I had them before and sometimes I recognized them right at the beginning, like when I moved to a temporary room when I studied in Zurich. I knew it would be only for 3-5 months, that it was going to end soon, I didn’t concentrate on the time spent there. I was continuously thinking about the time before and what would happen next, ie. that I would find a place, reunite with all my belongings and start the new semester – all but a mindful living! – that it had an end.
And there were those months spent in an empty house – the one I spent most of my childhood years in – still fully furbished, hoping that my parents would decide to come back “home” after a year and a half spent in France for work, that it would only be a parentesi nella vita before all would get “back to normal” or (more or less) how it was before. – This would never happen, alas. They would move to, again, another place, sell the house that I so longed to go back home to, and I would never be able to have a place filled with memories for a long time.
And those wonderful 3,5 years spent in Florence, where my son was born, where I got the chance to dive into my research while maintaining my little family. I knew we would only stay for a few years, but there was always the hope to stay longer, maybe forever… Nevertheless, it felt like another parentesi nella vita, because I wasn’t working in academy like before, but was hoping to get back some day… – Funnily, this too didn’t happen…
Sometimes those “in between times” expand, like when I moved to Zurich for study, my intention was to not stay longer than one year. Only that one year ended up becoming 16 years on and off… Or, like when we moved to the Netherlands, and we planned to stay 3-4 years, and now, in 2018, it’s already 13 years that we live here.
The end of an era
Today I realized that in hindsight, the 12 years we lived in that house were another parentesi nella vita. We had lovely neighbors, but for some reason we never hang out with them. We wouldn’t just catch up over a coffee, invite each other spontaneously.
Today I woke up from that 12 years life “on hold”.
We invited our new neighbors for a housewarming party and almost all came! Within 30 minutes our house was filled with smiles, laughter and kind words. Not one awkward second or conversation. They were all so happy to meet us, to get to know us, they were genuinely interested in who we are – believe me, I know the difference between a polite but superficial “oh, where do you come from… interesting…” to the genuinely open questions that seemed not to end that we experienced today. – Since a very long time, I think it’s more than 28 years, I experienced this feeling of being welcome, welcomed, invited to be part of other people’s lives without having to do anything but being me.
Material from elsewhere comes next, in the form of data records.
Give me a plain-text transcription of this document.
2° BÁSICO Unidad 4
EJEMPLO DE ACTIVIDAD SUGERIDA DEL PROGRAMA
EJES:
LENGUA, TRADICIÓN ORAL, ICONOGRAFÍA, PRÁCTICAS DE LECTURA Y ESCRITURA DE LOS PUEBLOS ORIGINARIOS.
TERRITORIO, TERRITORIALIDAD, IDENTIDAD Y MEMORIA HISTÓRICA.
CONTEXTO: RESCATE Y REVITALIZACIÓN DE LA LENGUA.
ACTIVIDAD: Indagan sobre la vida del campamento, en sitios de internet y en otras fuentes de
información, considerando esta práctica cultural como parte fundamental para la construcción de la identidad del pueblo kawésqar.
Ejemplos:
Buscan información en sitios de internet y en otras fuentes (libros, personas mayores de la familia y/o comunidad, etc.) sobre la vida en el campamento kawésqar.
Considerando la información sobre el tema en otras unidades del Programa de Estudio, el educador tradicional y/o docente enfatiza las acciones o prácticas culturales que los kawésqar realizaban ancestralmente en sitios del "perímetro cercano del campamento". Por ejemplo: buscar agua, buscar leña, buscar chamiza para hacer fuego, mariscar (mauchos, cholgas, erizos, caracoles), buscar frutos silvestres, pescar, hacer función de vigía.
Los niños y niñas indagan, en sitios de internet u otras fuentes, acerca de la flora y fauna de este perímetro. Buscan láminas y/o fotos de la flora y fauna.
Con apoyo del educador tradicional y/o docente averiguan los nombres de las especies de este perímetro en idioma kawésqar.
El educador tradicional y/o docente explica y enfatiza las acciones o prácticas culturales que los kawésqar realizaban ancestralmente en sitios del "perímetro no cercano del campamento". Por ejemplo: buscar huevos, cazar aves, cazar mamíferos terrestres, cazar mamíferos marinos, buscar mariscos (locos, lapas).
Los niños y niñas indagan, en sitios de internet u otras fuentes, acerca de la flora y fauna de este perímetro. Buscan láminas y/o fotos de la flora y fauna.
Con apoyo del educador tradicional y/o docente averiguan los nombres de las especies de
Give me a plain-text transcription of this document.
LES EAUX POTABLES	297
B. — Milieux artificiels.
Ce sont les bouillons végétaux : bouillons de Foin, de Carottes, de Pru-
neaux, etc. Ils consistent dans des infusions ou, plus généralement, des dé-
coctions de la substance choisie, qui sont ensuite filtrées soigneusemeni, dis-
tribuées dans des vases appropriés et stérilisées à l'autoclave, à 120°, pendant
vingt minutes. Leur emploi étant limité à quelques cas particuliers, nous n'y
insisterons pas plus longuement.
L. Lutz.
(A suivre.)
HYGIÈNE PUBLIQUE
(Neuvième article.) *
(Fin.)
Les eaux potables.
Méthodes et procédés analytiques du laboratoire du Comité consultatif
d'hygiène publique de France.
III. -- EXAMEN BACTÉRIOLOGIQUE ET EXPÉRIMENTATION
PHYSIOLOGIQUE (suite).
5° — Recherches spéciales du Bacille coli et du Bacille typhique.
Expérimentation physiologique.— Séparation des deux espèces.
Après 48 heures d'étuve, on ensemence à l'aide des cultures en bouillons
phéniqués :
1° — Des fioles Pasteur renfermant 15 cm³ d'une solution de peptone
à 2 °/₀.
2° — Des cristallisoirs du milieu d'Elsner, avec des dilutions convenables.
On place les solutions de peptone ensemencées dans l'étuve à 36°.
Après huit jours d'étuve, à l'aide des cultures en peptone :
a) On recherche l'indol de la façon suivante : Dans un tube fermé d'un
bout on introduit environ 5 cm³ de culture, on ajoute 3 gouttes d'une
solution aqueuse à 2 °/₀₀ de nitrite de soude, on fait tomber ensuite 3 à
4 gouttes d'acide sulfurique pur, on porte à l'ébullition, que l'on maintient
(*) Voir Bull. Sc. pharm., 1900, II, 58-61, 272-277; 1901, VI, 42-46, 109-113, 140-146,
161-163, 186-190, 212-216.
Without explaining why, when, how long…
We’ve been embraced with true kindness today.
People often say that we need to “live to our full potential” and “do what makes us shine/happy…”, “find out what holds us back…” and “make sure we get what we need”. It’s hard to do all this when you have the intense feeling of not belonging to the life you’re leading or the stage you’re in.
I didn’t realize until today that the place I lived before was affecting my life. I am aware now that I silenced part of myself for a long time. And the interesting thing is that it was the place that had a great part in all this. Maybe it seems odd, but places do this to us.
In every place I lived I had the impression that my whole life changed: my routine, my perception of time: in one place I felt like time would just evaporate, whereas in another it seemed like if I had extra-time. Also the way I felt about myself changed in every place I lived. In some places I had to adapt too much to other people’s routines and habits.
We have lived in neighborhoods where “foreigners” where treated differently, where “people like us” were tolerated, but not really welcome, and places where we felt good and safe, but that “something” was missing. – Today I am very grateful that we have found a safe and comfortable place. And it’s not only a place but a new village that will help us raise our children. Children come over spontaneously to play or hang out with our children. At the end of a long day we sit in front of our house watching the sunset and chat with the neighbors.
Now, for the first time since I have children, I feel we belong, we can integrate easily and my children will thrive. And so will I.
- Have you experienced living in “times in between”?
- How was that, when did you realize that they were “times in between” and how did you “get out of them”?